What I would tend to go for in this case is a bit mask of used values but not with skipping since, as mentioned, the run-times get worse as the used values accumulate.
A bit mask will be substantially better than the original list of 39Gb (10 million bits is only about 1.2M), many order of magnitude less as you requested even though it's still O(n).

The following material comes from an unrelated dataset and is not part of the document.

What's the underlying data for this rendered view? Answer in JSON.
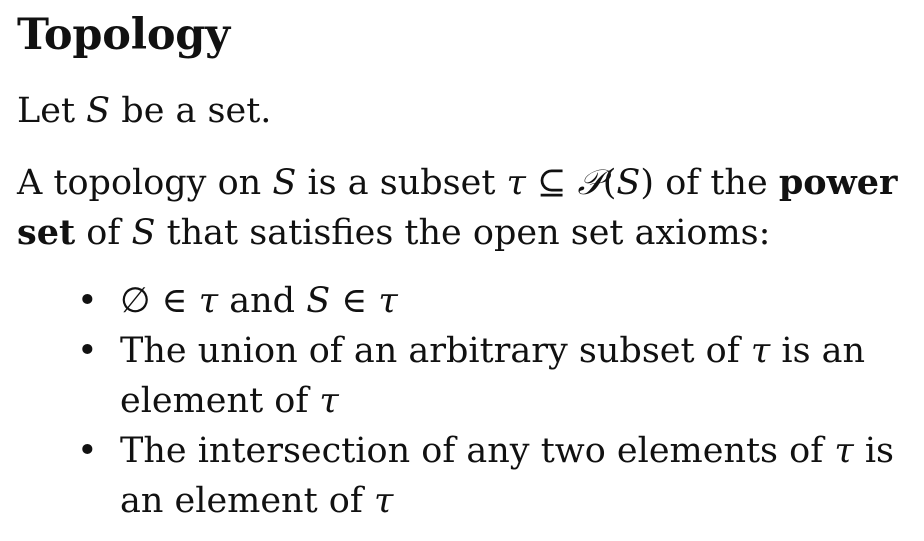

In order to get around the run-time problem, only generate one random number each time and, if the relevant "used" bit is already set, scan forward through the bit mask until you find one that's not set.
That means you won't be hanging around, desperate for the random number generator to give you a number that hasn't been used yet. The run times will only ever get as bad as the time taken to scan 1.2M of data.
Of course this means that the specific number chosen at any time is skewed based on the numbers that have already been chosen but, since those numbers were random anyway, the skewing is random (and if the numbers weren't truly random to begin with, then the skewing won't matter).
And you could even alternate the search direction (scanning up or down) if you want a bit more variety.
Bottom line: I don't believe what you're asking for is doable but keep in mind I've been wrong before as my wife will attest to, quickly and frequently :-) But, as with all things, there's usually ways to get around such issues.